Exam Score Heatmap with PC1 and PC2
In order to see how well principal components 1 and 2 relate to exam_scores, I believe that a heatmap that averages subsets of exam scores would be most insightful, as it would be much easier to read than a ton of individual points.
Originally, I used only large translucent points, but since there was a large variance in exam scores in most areas of the graph, I realized a heatmap that relied on the average exam scores in the areas of each tile would be much easier to gain insights from.
This heatmap still includes points under it however, so the viewer can get an idea of the distribution of data, since some tiles only have a couple points, while others have several dozen.
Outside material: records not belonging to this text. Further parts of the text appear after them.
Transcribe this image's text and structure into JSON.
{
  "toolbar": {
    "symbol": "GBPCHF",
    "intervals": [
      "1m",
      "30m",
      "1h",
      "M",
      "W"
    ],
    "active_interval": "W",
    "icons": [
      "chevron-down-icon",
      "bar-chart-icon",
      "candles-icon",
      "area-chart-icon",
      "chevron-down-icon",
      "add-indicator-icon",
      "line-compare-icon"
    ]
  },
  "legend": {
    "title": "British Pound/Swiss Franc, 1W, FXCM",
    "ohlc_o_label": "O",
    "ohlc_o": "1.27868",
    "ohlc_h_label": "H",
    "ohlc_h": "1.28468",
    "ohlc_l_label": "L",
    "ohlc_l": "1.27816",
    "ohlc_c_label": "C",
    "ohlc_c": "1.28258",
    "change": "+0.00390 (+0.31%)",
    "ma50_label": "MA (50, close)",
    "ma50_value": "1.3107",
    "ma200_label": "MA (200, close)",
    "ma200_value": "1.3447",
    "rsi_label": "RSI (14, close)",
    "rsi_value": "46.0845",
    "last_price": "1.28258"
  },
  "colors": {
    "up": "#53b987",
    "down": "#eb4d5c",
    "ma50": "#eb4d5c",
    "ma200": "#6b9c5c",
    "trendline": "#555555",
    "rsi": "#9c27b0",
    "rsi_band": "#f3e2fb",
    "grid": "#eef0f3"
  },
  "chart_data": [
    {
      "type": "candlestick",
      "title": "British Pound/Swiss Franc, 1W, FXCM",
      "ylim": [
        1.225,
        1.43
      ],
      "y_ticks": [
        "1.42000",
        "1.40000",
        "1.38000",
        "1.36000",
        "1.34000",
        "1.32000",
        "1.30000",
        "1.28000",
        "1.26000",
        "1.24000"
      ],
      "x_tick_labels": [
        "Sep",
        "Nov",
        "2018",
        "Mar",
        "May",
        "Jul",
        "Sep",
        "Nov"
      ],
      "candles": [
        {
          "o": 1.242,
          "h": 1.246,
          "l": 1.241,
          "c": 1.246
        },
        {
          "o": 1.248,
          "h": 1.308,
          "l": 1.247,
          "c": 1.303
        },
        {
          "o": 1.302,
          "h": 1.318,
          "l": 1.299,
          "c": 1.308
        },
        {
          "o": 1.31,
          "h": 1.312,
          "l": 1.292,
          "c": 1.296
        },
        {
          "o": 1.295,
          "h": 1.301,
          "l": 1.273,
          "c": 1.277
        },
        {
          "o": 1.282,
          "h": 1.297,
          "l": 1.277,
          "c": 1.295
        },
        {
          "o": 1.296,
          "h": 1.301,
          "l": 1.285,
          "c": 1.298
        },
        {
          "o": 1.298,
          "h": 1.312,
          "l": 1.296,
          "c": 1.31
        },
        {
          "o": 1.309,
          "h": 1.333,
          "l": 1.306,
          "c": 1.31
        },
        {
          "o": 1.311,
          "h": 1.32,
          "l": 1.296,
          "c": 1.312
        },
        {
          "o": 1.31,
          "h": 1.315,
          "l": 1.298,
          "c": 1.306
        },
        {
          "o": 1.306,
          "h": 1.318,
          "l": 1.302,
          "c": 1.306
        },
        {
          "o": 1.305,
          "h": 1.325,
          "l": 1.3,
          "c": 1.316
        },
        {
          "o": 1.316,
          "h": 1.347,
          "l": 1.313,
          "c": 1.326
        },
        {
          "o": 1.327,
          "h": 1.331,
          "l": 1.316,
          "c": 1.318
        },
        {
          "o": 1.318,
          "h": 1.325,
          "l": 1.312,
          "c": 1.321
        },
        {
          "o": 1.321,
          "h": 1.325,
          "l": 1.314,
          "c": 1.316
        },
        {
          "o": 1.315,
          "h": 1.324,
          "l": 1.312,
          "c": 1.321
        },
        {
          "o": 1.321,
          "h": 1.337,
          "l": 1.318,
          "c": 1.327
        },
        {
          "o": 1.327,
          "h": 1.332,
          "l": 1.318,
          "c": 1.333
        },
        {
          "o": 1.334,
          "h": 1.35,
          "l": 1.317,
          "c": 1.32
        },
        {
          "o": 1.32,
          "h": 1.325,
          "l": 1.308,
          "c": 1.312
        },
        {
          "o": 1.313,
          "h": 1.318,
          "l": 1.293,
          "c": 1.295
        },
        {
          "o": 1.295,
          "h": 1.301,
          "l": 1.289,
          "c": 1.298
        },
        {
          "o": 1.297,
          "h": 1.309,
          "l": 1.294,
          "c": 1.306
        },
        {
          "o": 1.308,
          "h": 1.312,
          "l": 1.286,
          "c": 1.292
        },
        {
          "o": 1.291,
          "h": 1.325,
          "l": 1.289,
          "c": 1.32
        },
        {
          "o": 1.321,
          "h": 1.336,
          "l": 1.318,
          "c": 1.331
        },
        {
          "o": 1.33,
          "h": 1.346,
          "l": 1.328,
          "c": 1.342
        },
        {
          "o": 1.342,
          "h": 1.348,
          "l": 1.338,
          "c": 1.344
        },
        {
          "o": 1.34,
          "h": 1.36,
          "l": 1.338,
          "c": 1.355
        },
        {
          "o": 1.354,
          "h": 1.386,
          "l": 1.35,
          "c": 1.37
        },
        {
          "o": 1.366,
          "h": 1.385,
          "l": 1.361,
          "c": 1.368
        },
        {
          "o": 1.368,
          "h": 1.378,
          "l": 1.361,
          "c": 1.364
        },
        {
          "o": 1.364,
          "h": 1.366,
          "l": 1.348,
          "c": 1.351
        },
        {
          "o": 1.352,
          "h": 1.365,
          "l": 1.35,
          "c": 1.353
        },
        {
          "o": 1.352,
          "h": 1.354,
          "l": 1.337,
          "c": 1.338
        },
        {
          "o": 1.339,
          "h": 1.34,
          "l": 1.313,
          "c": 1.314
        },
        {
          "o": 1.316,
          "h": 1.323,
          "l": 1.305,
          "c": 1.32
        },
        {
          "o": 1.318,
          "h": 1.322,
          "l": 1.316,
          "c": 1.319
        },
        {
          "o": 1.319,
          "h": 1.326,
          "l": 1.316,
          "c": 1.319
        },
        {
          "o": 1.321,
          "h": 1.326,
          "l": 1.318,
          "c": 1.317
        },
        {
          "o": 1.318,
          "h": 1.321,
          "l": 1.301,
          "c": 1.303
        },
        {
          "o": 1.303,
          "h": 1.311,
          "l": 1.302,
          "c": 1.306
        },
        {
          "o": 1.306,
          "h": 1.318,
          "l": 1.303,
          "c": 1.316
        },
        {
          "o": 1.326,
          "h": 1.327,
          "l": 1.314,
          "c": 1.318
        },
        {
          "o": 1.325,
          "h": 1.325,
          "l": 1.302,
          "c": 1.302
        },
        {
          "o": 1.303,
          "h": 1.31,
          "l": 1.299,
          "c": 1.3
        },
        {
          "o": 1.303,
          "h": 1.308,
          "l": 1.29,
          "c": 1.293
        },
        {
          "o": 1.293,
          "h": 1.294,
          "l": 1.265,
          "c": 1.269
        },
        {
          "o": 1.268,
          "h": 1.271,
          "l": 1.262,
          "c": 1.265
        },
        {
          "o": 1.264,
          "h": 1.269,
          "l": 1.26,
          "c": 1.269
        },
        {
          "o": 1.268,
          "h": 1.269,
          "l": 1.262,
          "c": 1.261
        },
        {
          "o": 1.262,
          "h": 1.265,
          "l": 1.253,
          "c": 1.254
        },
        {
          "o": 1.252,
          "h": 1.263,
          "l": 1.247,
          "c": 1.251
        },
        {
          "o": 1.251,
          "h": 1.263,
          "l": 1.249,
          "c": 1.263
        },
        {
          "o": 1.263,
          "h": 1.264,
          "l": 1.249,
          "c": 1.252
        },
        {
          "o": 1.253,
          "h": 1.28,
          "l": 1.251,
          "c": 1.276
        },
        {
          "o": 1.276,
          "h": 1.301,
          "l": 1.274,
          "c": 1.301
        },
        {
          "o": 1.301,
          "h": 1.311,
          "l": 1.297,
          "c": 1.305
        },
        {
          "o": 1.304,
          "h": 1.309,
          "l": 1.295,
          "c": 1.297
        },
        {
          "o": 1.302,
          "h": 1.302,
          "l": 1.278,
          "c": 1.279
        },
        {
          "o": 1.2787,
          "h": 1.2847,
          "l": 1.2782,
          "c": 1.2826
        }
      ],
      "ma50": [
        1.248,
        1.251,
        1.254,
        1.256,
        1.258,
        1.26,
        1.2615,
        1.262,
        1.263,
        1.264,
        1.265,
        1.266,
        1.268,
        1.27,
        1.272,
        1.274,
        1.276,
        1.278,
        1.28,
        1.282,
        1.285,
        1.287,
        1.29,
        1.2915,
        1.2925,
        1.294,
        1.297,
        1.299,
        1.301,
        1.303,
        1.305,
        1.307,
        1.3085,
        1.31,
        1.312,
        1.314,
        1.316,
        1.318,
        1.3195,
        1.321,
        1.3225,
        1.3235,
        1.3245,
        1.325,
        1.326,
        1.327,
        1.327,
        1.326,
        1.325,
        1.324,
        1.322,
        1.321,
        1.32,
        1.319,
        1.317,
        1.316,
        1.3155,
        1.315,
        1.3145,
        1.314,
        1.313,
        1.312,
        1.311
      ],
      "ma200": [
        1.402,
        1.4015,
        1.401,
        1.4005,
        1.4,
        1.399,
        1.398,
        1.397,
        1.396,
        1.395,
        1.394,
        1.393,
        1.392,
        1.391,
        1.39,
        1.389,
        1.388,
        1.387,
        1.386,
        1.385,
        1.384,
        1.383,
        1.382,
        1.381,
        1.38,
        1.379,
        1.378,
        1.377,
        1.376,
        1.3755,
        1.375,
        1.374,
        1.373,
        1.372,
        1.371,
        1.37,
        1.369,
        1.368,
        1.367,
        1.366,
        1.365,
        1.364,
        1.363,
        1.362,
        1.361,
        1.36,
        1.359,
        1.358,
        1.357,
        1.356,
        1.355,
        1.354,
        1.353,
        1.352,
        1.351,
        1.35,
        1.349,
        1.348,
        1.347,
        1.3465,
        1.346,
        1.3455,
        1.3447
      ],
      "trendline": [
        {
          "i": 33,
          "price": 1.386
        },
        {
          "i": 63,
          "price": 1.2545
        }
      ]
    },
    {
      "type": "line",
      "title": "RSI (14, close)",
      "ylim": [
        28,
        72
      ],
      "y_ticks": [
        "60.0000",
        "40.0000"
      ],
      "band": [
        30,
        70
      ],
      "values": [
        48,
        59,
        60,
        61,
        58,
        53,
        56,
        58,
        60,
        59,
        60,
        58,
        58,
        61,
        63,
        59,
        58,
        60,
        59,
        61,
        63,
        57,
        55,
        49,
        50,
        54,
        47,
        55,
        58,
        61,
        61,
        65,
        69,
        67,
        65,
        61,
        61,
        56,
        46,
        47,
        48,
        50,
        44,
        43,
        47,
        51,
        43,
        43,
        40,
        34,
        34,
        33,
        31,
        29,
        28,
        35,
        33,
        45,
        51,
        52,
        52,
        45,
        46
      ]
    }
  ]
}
# Get PCA scores, join with original data to also have exam scores
scores <- bake(pca_prep, data) %>%
inner_join(data) %>%
select(PC1, PC2, exam_score)
# Create a heatmap showing average exam scores in the PCA space
# Largely generated by Claude
# Calculate the ranges for PC1 and PC2
pc1_range <- range(scores$PC1)
pc2_range <- range(scores$PC2)
# Get Variances
variances <- tidy(pca_prep, 2, type = "variance")
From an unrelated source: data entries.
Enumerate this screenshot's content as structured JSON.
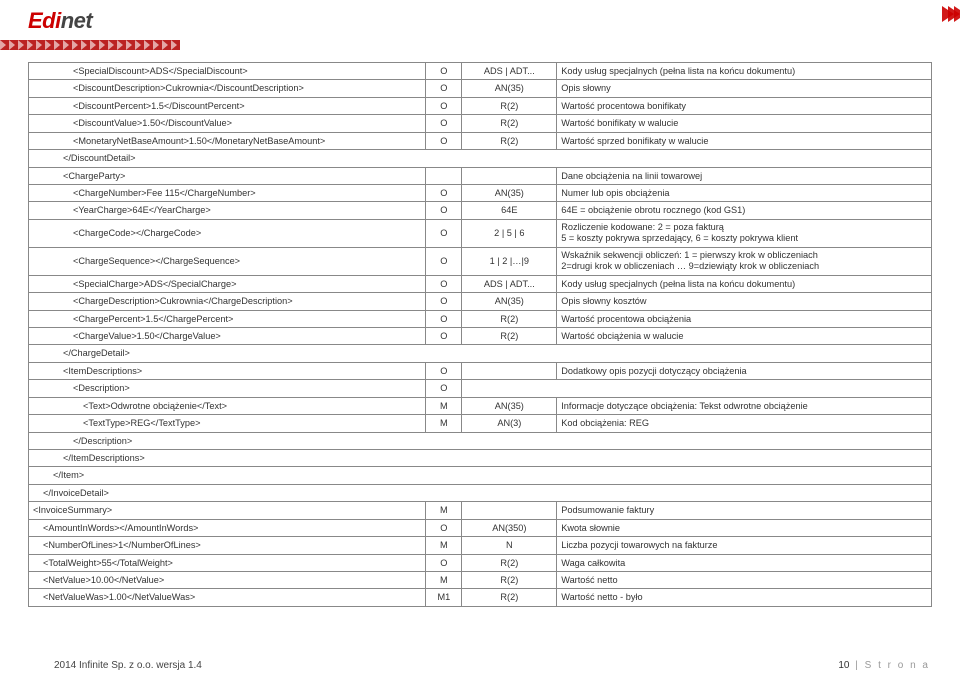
{
  "logo": {
    "red": "Edi",
    "dark": "net"
  },
  "rows": [
    {
      "ind": "ind4",
      "c1": "<SpecialDiscount>ADS</SpecialDiscount>",
      "c2": "O",
      "c3": "ADS | ADT...",
      "c4": "Kody usług specjalnych (pełna lista na końcu dokumentu)",
      "merge": false
    },
    {
      "ind": "ind4",
      "c1": "<DiscountDescription>Cukrownia</DiscountDescription>",
      "c2": "O",
      "c3": "AN(35)",
      "c4": "Opis słowny",
      "merge": false
    },
    {
      "ind": "ind4",
      "c1": "<DiscountPercent>1.5</DiscountPercent>",
      "c2": "O",
      "c3": "R(2)",
      "c4": "Wartość procentowa bonifikaty",
      "merge": false
    },
    {
      "ind": "ind4",
      "c1": "<DiscountValue>1.50</DiscountValue>",
      "c2": "O",
      "c3": "R(2)",
      "c4": "Wartość bonifikaty w walucie",
      "merge": false
    },
    {
      "ind": "ind4",
      "c1": "<MonetaryNetBaseAmount>1.50</MonetaryNetBaseAmount>",
      "c2": "O",
      "c3": "R(2)",
      "c4": "Wartość sprzed bonifikaty w walucie",
      "merge": false
    },
    {
      "ind": "ind3",
      "c1": "</DiscountDetail>",
      "merge": true
    },
    {
      "ind": "ind3",
      "c1": "<ChargeParty>",
      "c2": "",
      "c3": "",
      "c4": "Dane obciążenia na linii towarowej",
      "merge": false
    },
    {
      "ind": "ind4",
      "c1": "<ChargeNumber>Fee 115</ChargeNumber>",
      "c2": "O",
      "c3": "AN(35)",
      "c4": "Numer lub opis obciążenia",
      "merge": false
    },
    {
      "ind": "ind4",
      "c1": "<YearCharge>64E</YearCharge>",
      "c2": "O",
      "c3": "64E",
      "c4": "64E = obciążenie obrotu rocznego (kod GS1)",
      "merge": false
    },
    {
      "ind": "ind4",
      "c1": "<ChargeCode></ChargeCode>",
      "c2": "O",
      "c3": "2 | 5 | 6",
      "c4": "Rozliczenie kodowane: 2 = poza fakturą\n5 = koszty pokrywa sprzedający, 6 = koszty pokrywa klient",
      "merge": false,
      "multi": true
    },
    {
      "ind": "ind4",
      "c1": "<ChargeSequence></ChargeSequence>",
      "c2": "O",
      "c3": "1 | 2 |…|9",
      "c4": "Wskaźnik sekwencji obliczeń: 1 = pierwszy krok w obliczeniach\n2=drugi krok w obliczeniach … 9=dziewiąty krok w obliczeniach",
      "merge": false,
      "multi": true
    },
    {
      "ind": "ind4",
      "c1": "<SpecialCharge>ADS</SpecialCharge>",
      "c2": "O",
      "c3": "ADS | ADT...",
      "c4": "Kody usług specjalnych (pełna lista na końcu dokumentu)",
      "merge": false
    },
    {
      "ind": "ind4",
      "c1": "<ChargeDescription>Cukrownia</ChargeDescription>",
      "c2": "O",
      "c3": "AN(35)",
      "c4": "Opis słowny kosztów",
      "merge": false
    },
    {
      "ind": "ind4",
      "c1": "<ChargePercent>1.5</ChargePercent>",
      "c2": "O",
      "c3": "R(2)",
      "c4": "Wartość procentowa obciążenia",
      "merge": false
    },
    {
      "ind": "ind4",
      "c1": "<ChargeValue>1.50</ChargeValue>",
      "c2": "O",
      "c3": "R(2)",
      "c4": "Wartość obciążenia w walucie",
      "merge": false
    },
    {
      "ind": "ind3",
      "c1": "</ChargeDetail>",
      "merge": true
    },
    {
      "ind": "ind3",
      "c1": "<ItemDescriptions>",
      "c2": "O",
      "c3": "",
      "c4": "Dodatkowy opis pozycji dotyczący obciążenia",
      "merge": false
    },
    {
      "ind": "ind4",
      "c1": "<Description>",
      "c2": "O",
      "c3": "",
      "c4": "",
      "merge": false,
      "span23": true
    },
    {
      "ind": "ind5",
      "c1": "<Text>Odwrotne obciążenie</Text>",
      "c2": "M",
      "c3": "AN(35)",
      "c4": "Informacje dotyczące obciążenia: Tekst odwrotne obciążenie",
      "merge": false
    },
    {
      "ind": "ind5",
      "c1": "<TextType>REG</TextType>",
      "c2": "M",
      "c3": "AN(3)",
      "c4": "Kod obciążenia: REG",
      "merge": false
    },
    {
      "ind": "ind4",
      "c1": "</Description>",
      "merge": true
    },
    {
      "ind": "ind3",
      "c1": "</ItemDescriptions>",
      "merge": true
    },
    {
      "ind": "ind2",
      "c1": "</Item>",
      "merge": true
    },
    {
      "ind": "ind1",
      "c1": "</InvoiceDetail>",
      "merge": true
    },
    {
      "ind": "ind0",
      "c1": "<InvoiceSummary>",
      "c2": "M",
      "c3": "",
      "c4": "Podsumowanie faktury",
      "merge": false
    },
    {
      "ind": "ind1",
      "c1": "<AmountInWords></AmountInWords>",
      "c2": "O",
      "c3": "AN(350)",
      "c4": "Kwota słownie",
      "merge": false
    },
    {
      "ind": "ind1",
      "c1": "<NumberOfLines>1</NumberOfLines>",
      "c2": "M",
      "c3": "N",
      "c4": "Liczba pozycji towarowych na fakturze",
      "merge": false
    },
    {
      "ind": "ind1",
      "c1": "<TotalWeight>55</TotalWeight>",
      "c2": "O",
      "c3": "R(2)",
      "c4": "Waga całkowita",
      "merge": false
    },
    {
      "ind": "ind1",
      "c1": "<NetValue>10.00</NetValue>",
      "c2": "M",
      "c3": "R(2)",
      "c4": "Wartość netto",
      "merge": false
    },
    {
      "ind": "ind1",
      "c1": "<NetValueWas>1.00</NetValueWas>",
      "c2": "M1",
      "c3": "R(2)",
      "c4": "Wartość netto - było",
      "merge": false
    }
  ],
  "footer": {
    "left": "2014 Infinite Sp. z o.o. wersja 1.4",
    "pageNum": "10",
    "pageText": "| S t r o n a"
  }
}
# Function that automatically determines appropriate bin sizes
# to generate approximately the desired number of tiles
create_heatmap <- function(data, x_bins = 6, y_bins = 7) {
# Calculate bin widths based on data range and desired number of bins
x_width <- (max(data$PC1) - min(data$PC1)) / x_bins
y_width <- (max(data$PC2) - min(data$PC2)) / y_bins
# Create binned data with average exam scores per bin
binned_data <- data %>%
mutate(
PC1_bin = floor((PC1 - min(PC1)) / x_width) * x_width + min(PC1) + x_width/2,
PC2_bin = floor((PC2 - min(PC2)) / y_width) * y_width + min(PC2) + y_width/2
) %>%
group_by(PC1_bin, PC2_bin) %>%
summarize(
avg_score = mean(exam_score, na.rm = TRUE),
count = n(),
.groups = "drop"
)
# Create the heatmap
ggplot(binned_data, aes(x = PC1_bin, y = PC2_bin)) +
geom_tile(aes(fill = avg_score, alpha = count), color = "white", linewidth = 0.1) +
scale_fill_viridis_c(option = "viridis", name = "Avg Exam\nScore") +
scale_alpha_continuous(range = c(0.5, 1), guide = "none") +
coord_fixed(sqrt(variances$value[2] / variances$value[1])) +
labs(
title = "Average Exam Score Heatmap in PCA Space",
x = "Principal Component 1",
y = "Principal Component 2"
) +
theme_minimal() +
# Add original points with reduced size and alpha for context
geom_point(data = scores, aes(x = PC1, y = PC2), size = 0.8, alpha = 0.1, color = "black")
}
# Use function to show heatmap
create_heatmap(scores, x_bins = 10, y_bins = 12)
From viewing this visualization, it is clear that there is a positive trend between average exam scores and the values for principal components 1 and 2, as one would expect. This being said, the relationship is far from perfect, as there are many pairs of tiles that are not in line with this trend.
Conclusion
Through the use of PCA on this simulated dataset, I have demonstrated some of the many ways that the relationships between high-dimensional personal data and performance metrics can be visually encoded. While my process would most easily translate to real student data, it could very well translate to similar areas, such as workplace efficiency and athletic performance.